Quickstart - generate single-cell embeddings with Atacformer
This quickstart guide will help you generate single-cell embeddings using Atacformer.
Installation
To install Atacformer, you need to have the geniml
package installed. You can do this using pip:
pip install geniml[ml]
Test the installation by importing Atacformer in Python:
python -c "from geniml import __version__; print(__version__)"
Loading a Pre-trained Model
You can easily load a pre-trained Atacformer model from the Hugging Face Hub. For example, you can load the base model described in our paper:
from geniml.atacformer import AtacformerForCellClustering
model = AtacformerForCellClustering.from_pretrained("databio/atacformer-base-hg38")
model = model.to("cuda") # move the model to GPU (...if available)
Tokenize your data
To generate embeddings, you need to tokenize your genomic interval data. Frequently, this data is stored in AnnData format. You can use the geniml
package to tokenize your AnnData object.
import scanpy as sc
from gtars.tokenizers import Tokenizer
from geniml.tokenization import tokenize_anndata
tokenizer = Tokenizer.from_pretrained("databio/atacformer-base-hg38")
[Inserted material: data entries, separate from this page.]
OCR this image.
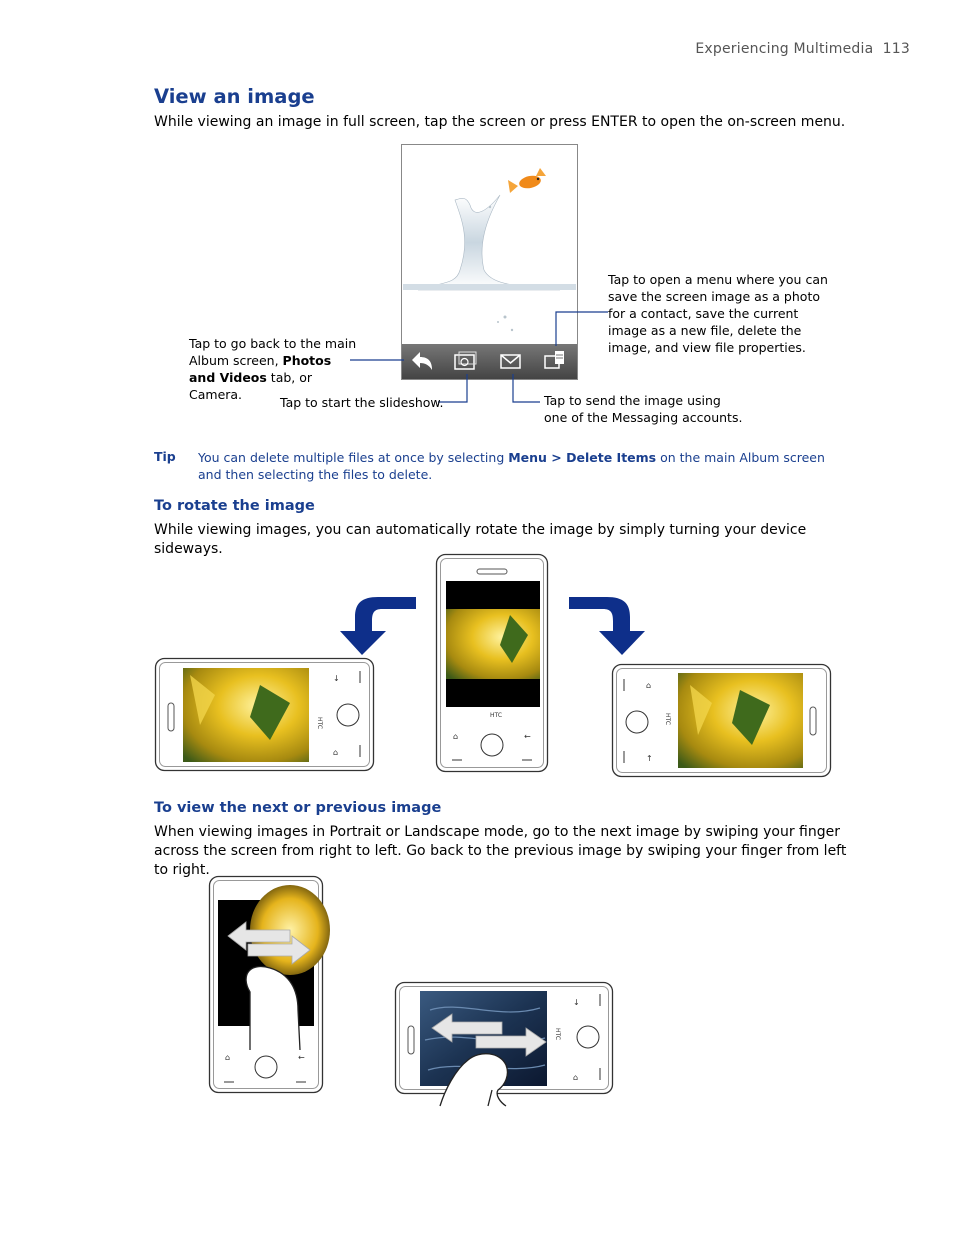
Experiencing Multimedia 113
View an image
While viewing an image in full screen, tap the screen or press ENTER to open the on-screen menu.
Tap to go back to the main Album screen, Photos and Videos tab, or Camera.
Tap to open a menu where you can save the screen image as a photo for a contact, save the current image as a new file, delete the image, and view file properties.
Tap to start the slideshow.	Tap to send the image using one of the Messaging accounts.
Tip You can delete multiple files at once by selecting Menu > Delete Items on the main Album screen and then selecting the files to delete.
To rotate the image
While viewing images, you can automatically rotate the image by simply turning your device sideways.
HTC
⌂	←
HTC
↓
⌂
HTC
⌂
↑
To view the next or previous image
When viewing images in Portrait or Landscape mode, go to the next image by swiping your finger across the screen from right to left. Go back to the previous image by swiping your finger from left to right.
⌂	←
HTC
↓
⌂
adata = sc.read_h5ad("path/to/your/anndata.h5ad")
tokens = tokenize_anndata(adata, tokenizer)
input_ids = [t["input_ids"] for t in tokens]
Alternatively, you can tokenize .fragments.tsv.gz
files directly:
from tqdm import tqdm
from gtars.tokenizers import tokenize_fragment_file
tokenized_data = tokenize_fragment_file("path/to/your/fragments.tsv.gz", tokenizer)
# qc
MIN_COUNT = 500
MAX_COUNT = 100_000
# filter down low and high count cells
tokens_filtered = [(barcode, ids) for barcode, ids in tqdm(tokens, desc="Filtering tokens", total=len(tokens)) if len(ids) >= MIN_COUNT and len(ids) <= MAX_COUNT]
tokens_filtered = [(barcode, list(set(ids))) for barcode, ids in tqdm(tokens_filtered, desc="Removing duplicates", total=len(tokens_filtered))]
input_ids = [ids for _, ids in tokens_filtered]
Generate Embeddings
Once you have your tokenized data, you can generate embeddings using the model:
cell_embeddings = model.encode_tokenized_cells(
input_ids=input_ids,
batch_size=32, # adjust based on your memory capacity
)
Downstream Tasks
You can use the generated embeddings for various downstream tasks such as clustering, classification, or visualization.